I first noticed something 'strange' about PowerBASIC's RND in January 2016. If I used RND in a primary thread and a secondary thread the throughput collapsed. One of the members, Paul Dixon, is an expert on threads, and he wrote: "When both threads call the same code to generate the next number there's a conflict with 2 CPU cores trying to change the same memory locations and the CPU has to re-cache the new number across all the CPU cores before it can continue.
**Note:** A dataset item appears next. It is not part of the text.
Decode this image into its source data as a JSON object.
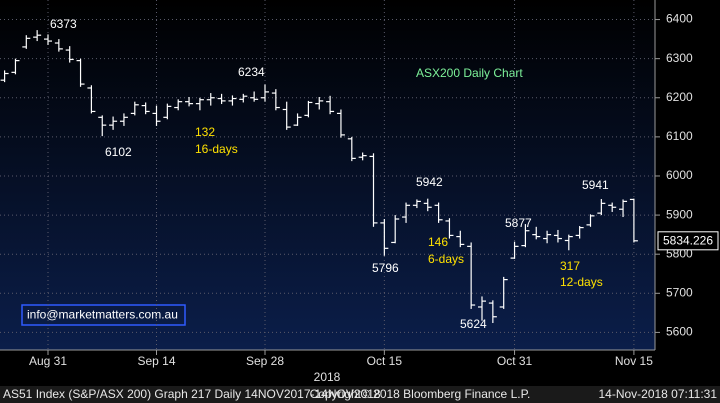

In effect, you're repeatedly forcing a cache miss which slows everything down." Sharing the RND code is not an issue but RND uses memory to remember its state vector and that is used on the next call to RND. With RND used in two separate threads the same memory, holding the state vector, is being changed by the two threads and that is where the conflict is.
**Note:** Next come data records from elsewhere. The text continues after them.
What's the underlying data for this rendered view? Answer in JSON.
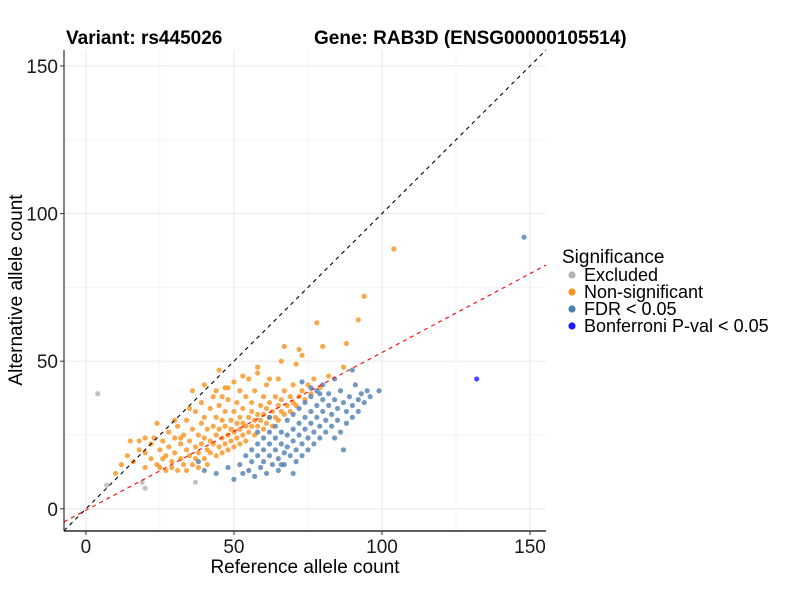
{
  "chart_data": {
    "type": "scatter",
    "title_left": "Variant: rs445026",
    "title_right": "Gene: RAB3D (ENSG00000105514)",
    "xlabel": "Reference allele count",
    "ylabel": "Alternative allele count",
    "xlim": [
      -7.4,
      155.4
    ],
    "ylim": [
      -7.5,
      155.4
    ],
    "xticks": [
      0,
      50,
      100,
      150
    ],
    "yticks": [
      0,
      50,
      100,
      150
    ],
    "grid": true,
    "legend": {
      "title": "Significance",
      "placement": "right",
      "entries": [
        {
          "label": "Excluded",
          "color": "#b3b3b3"
        },
        {
          "label": "Non-significant",
          "color": "#f7931e"
        },
        {
          "label": "FDR < 0.05",
          "color": "#4f7fb0"
        },
        {
          "label": "Bonferroni P-val < 0.05",
          "color": "#1a1aff"
        }
      ]
    },
    "reference_lines": [
      {
        "name": "identity",
        "slope": 1,
        "intercept": 0,
        "color": "#000000",
        "style": "dashed"
      },
      {
        "name": "fit",
        "slope": 0.534,
        "intercept": -0.45,
        "color": "#ff0000",
        "style": "dashed"
      }
    ],
    "series": [
      {
        "name": "Excluded",
        "color": "#b3b3b3",
        "points": [
          [
            4,
            39
          ],
          [
            7,
            8
          ],
          [
            19,
            9
          ],
          [
            20,
            7
          ],
          [
            37,
            9
          ]
        ]
      },
      {
        "name": "Non-significant",
        "color": "#f7931e",
        "points": [
          [
            10,
            12
          ],
          [
            12,
            15
          ],
          [
            14,
            18
          ],
          [
            15,
            23
          ],
          [
            16,
            16
          ],
          [
            18,
            20
          ],
          [
            20,
            14
          ],
          [
            20,
            19
          ],
          [
            22,
            22
          ],
          [
            22,
            17
          ],
          [
            23,
            24
          ],
          [
            24,
            15
          ],
          [
            25,
            20
          ],
          [
            25,
            14
          ],
          [
            26,
            23
          ],
          [
            27,
            18
          ],
          [
            27,
            13
          ],
          [
            28,
            26
          ],
          [
            28,
            21
          ],
          [
            29,
            16
          ],
          [
            29,
            14
          ],
          [
            30,
            24
          ],
          [
            30,
            19
          ],
          [
            31,
            13
          ],
          [
            31,
            28
          ],
          [
            32,
            22
          ],
          [
            32,
            17
          ],
          [
            33,
            15
          ],
          [
            33,
            25
          ],
          [
            34,
            20
          ],
          [
            34,
            30
          ],
          [
            34,
            13
          ],
          [
            35,
            18
          ],
          [
            35,
            23
          ],
          [
            36,
            27
          ],
          [
            36,
            15
          ],
          [
            36,
            40
          ],
          [
            37,
            21
          ],
          [
            37,
            33
          ],
          [
            37,
            17
          ],
          [
            38,
            25
          ],
          [
            38,
            19
          ],
          [
            38,
            14
          ],
          [
            39,
            29
          ],
          [
            39,
            22
          ],
          [
            39,
            36
          ],
          [
            40,
            17
          ],
          [
            40,
            24
          ],
          [
            40,
            31
          ],
          [
            41,
            20
          ],
          [
            41,
            27
          ],
          [
            41,
            15
          ],
          [
            42,
            23
          ],
          [
            42,
            34
          ],
          [
            42,
            19
          ],
          [
            43,
            28
          ],
          [
            43,
            22
          ],
          [
            43,
            38
          ],
          [
            44,
            25
          ],
          [
            44,
            18
          ],
          [
            44,
            31
          ],
          [
            45,
            21
          ],
          [
            45,
            27
          ],
          [
            45,
            35
          ],
          [
            45,
            47
          ],
          [
            46,
            24
          ],
          [
            46,
            30
          ],
          [
            46,
            19
          ],
          [
            47,
            22
          ],
          [
            47,
            28
          ],
          [
            47,
            33
          ],
          [
            47,
            41
          ],
          [
            48,
            25
          ],
          [
            48,
            20
          ],
          [
            48,
            37
          ],
          [
            49,
            30
          ],
          [
            49,
            23
          ],
          [
            49,
            27
          ],
          [
            50,
            33
          ],
          [
            50,
            26
          ],
          [
            50,
            21
          ],
          [
            50,
            43
          ],
          [
            51,
            29
          ],
          [
            51,
            24
          ],
          [
            51,
            36
          ],
          [
            52,
            27
          ],
          [
            52,
            31
          ],
          [
            52,
            22
          ],
          [
            52,
            40
          ],
          [
            53,
            25
          ],
          [
            53,
            34
          ],
          [
            53,
            29
          ],
          [
            54,
            28
          ],
          [
            54,
            38
          ],
          [
            54,
            23
          ],
          [
            55,
            31
          ],
          [
            55,
            26
          ],
          [
            55,
            44
          ],
          [
            56,
            33
          ],
          [
            56,
            28
          ],
          [
            56,
            36
          ],
          [
            57,
            30
          ],
          [
            57,
            25
          ],
          [
            57,
            40
          ],
          [
            58,
            32
          ],
          [
            58,
            28
          ],
          [
            58,
            46
          ],
          [
            59,
            35
          ],
          [
            59,
            30
          ],
          [
            60,
            27
          ],
          [
            60,
            38
          ],
          [
            60,
            32
          ],
          [
            61,
            34
          ],
          [
            61,
            29
          ],
          [
            61,
            42
          ],
          [
            62,
            31
          ],
          [
            62,
            36
          ],
          [
            63,
            33
          ],
          [
            63,
            28
          ],
          [
            64,
            38
          ],
          [
            64,
            31
          ],
          [
            65,
            35
          ],
          [
            65,
            30
          ],
          [
            65,
            44
          ],
          [
            66,
            33
          ],
          [
            66,
            37
          ],
          [
            67,
            40
          ],
          [
            67,
            32
          ],
          [
            67,
            55
          ],
          [
            68,
            35
          ],
          [
            69,
            38
          ],
          [
            69,
            33
          ],
          [
            70,
            36
          ],
          [
            70,
            42
          ],
          [
            71,
            35
          ],
          [
            71,
            49
          ],
          [
            72,
            38
          ],
          [
            73,
            40
          ],
          [
            73,
            52
          ],
          [
            74,
            37
          ],
          [
            75,
            42
          ],
          [
            76,
            39
          ],
          [
            77,
            44
          ],
          [
            78,
            63
          ],
          [
            79,
            41
          ],
          [
            80,
            55
          ],
          [
            82,
            45
          ],
          [
            87,
            48
          ],
          [
            88,
            56
          ],
          [
            92,
            64
          ],
          [
            94,
            72
          ],
          [
            104,
            88
          ],
          [
            58,
            48
          ],
          [
            66,
            50
          ],
          [
            72,
            54
          ],
          [
            48,
            41
          ],
          [
            44,
            40
          ],
          [
            30,
            30
          ],
          [
            20,
            24
          ],
          [
            24,
            29
          ],
          [
            18,
            23
          ],
          [
            35,
            34
          ],
          [
            53,
            45
          ],
          [
            62,
            44
          ],
          [
            40,
            42
          ],
          [
            26,
            17
          ],
          [
            32,
            24
          ],
          [
            46,
            38
          ]
        ]
      },
      {
        "name": "FDR < 0.05",
        "color": "#4f7fb0",
        "points": [
          [
            38,
            16
          ],
          [
            40,
            13
          ],
          [
            44,
            12
          ],
          [
            48,
            14
          ],
          [
            50,
            10
          ],
          [
            52,
            15
          ],
          [
            53,
            12
          ],
          [
            54,
            18
          ],
          [
            55,
            13
          ],
          [
            56,
            20
          ],
          [
            56,
            16
          ],
          [
            57,
            11
          ],
          [
            58,
            22
          ],
          [
            58,
            18
          ],
          [
            59,
            14
          ],
          [
            60,
            24
          ],
          [
            60,
            20
          ],
          [
            60,
            16
          ],
          [
            61,
            12
          ],
          [
            62,
            26
          ],
          [
            62,
            22
          ],
          [
            62,
            18
          ],
          [
            63,
            15
          ],
          [
            64,
            28
          ],
          [
            64,
            24
          ],
          [
            64,
            20
          ],
          [
            65,
            17
          ],
          [
            65,
            13
          ],
          [
            66,
            26
          ],
          [
            66,
            22
          ],
          [
            67,
            19
          ],
          [
            67,
            15
          ],
          [
            68,
            30
          ],
          [
            68,
            25
          ],
          [
            68,
            21
          ],
          [
            69,
            18
          ],
          [
            70,
            32
          ],
          [
            70,
            27
          ],
          [
            70,
            23
          ],
          [
            71,
            20
          ],
          [
            71,
            16
          ],
          [
            72,
            34
          ],
          [
            72,
            29
          ],
          [
            72,
            25
          ],
          [
            73,
            22
          ],
          [
            73,
            18
          ],
          [
            74,
            36
          ],
          [
            74,
            31
          ],
          [
            74,
            27
          ],
          [
            75,
            24
          ],
          [
            75,
            20
          ],
          [
            76,
            38
          ],
          [
            76,
            33
          ],
          [
            76,
            29
          ],
          [
            77,
            26
          ],
          [
            77,
            22
          ],
          [
            78,
            40
          ],
          [
            78,
            35
          ],
          [
            78,
            31
          ],
          [
            79,
            28
          ],
          [
            79,
            24
          ],
          [
            80,
            42
          ],
          [
            80,
            37
          ],
          [
            80,
            33
          ],
          [
            81,
            30
          ],
          [
            81,
            26
          ],
          [
            82,
            39
          ],
          [
            82,
            35
          ],
          [
            83,
            32
          ],
          [
            83,
            28
          ],
          [
            84,
            37
          ],
          [
            84,
            24
          ],
          [
            85,
            34
          ],
          [
            85,
            30
          ],
          [
            86,
            40
          ],
          [
            86,
            26
          ],
          [
            87,
            36
          ],
          [
            88,
            33
          ],
          [
            88,
            29
          ],
          [
            89,
            38
          ],
          [
            90,
            35
          ],
          [
            90,
            31
          ],
          [
            91,
            42
          ],
          [
            92,
            37
          ],
          [
            92,
            33
          ],
          [
            93,
            39
          ],
          [
            94,
            36
          ],
          [
            95,
            40
          ],
          [
            96,
            38
          ],
          [
            73,
            43
          ],
          [
            76,
            41
          ],
          [
            79,
            39
          ],
          [
            84,
            44
          ],
          [
            90,
            47
          ],
          [
            87,
            20
          ],
          [
            99,
            40
          ],
          [
            66,
            15
          ],
          [
            58,
            26
          ],
          [
            70,
            12
          ],
          [
            62,
            31
          ],
          [
            148,
            92
          ]
        ]
      },
      {
        "name": "Bonferroni P-val < 0.05",
        "color": "#1a1aff",
        "points": [
          [
            132,
            44
          ]
        ]
      }
    ]
  }
}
In the thread 'So, RND is not thread safe then.' Mersenne Twister (MT) comes in at 84MHz. However, if MT is used in a primary thread and a secondary thread the throughput for each drop to 42MHz. MT's state vector is also being changed by the two threads. When I looked at PCG32 I duplicated everything in sight and got no collisions. I wrote that thread in June 2017 only a few months as a member of the forum. St_W introduced me to using procedures in UDTs leading me to PCG32II and I thought it was that when no collisions occurred.
In fact, the reason no collisions occurred was because the state vector was being duplicated and not because the generator was in the UDT. Each time the UDT is used a new memory location is created for the state vector so it will only be changed by the new UDT instance and, therefore, no conflict.
It still makes sense to have the generator as an element of the UDT otherwise we would have to duplicate it but that has nothing to do with collisions.
I no longer disagree with fxm and stand corrected with everything he wrote.
All of FreeBASIC's generators can be made thread safe if each instance can be given a unique memory location for its state vector. That should not be difficult if all the state vectors were the same size, but they are not. However, that should not be unsurmountable. Can I do it? Maybe, but I can think of a few who would get there a lot quicker than me.
Thread local storage? I am not acquainted with that but is sounds interesting.
So, who needs a thread safe RND anyway? Not many but coderJeff is looking at it and, I cannot remember which, but two languages at least have thread safe generators, and they did not develop them for the fun of it.
Added:
I then wrote: "It would seem that is also false. It looks like we are using the same sequence but different entry points."Yours truly wrote:So, if pcg32A and pcg32B are seeded differently then not only are we using two separate sequences we are using different sequences.
Oh dear, that is wrong. PCG32 uses a seed and a sequence number. If pcg32A and pcg32B use a different sequence number then we are using different sequences. The state vector is seed and sequence. If we use the same sequence number but a different seed then we are using the same sequence but different entry points. It is amazing what we forget as time marches on.
Corection: In the last paragraph I wrote "The state vector is seed and sequence." That should read "The state vector is state and sequence." The initial state is the seed and it gets updated on each random number request. Even that is not strictly true because the generator is warmed up by burning a bunch of outputs before releasing any random numbers to us.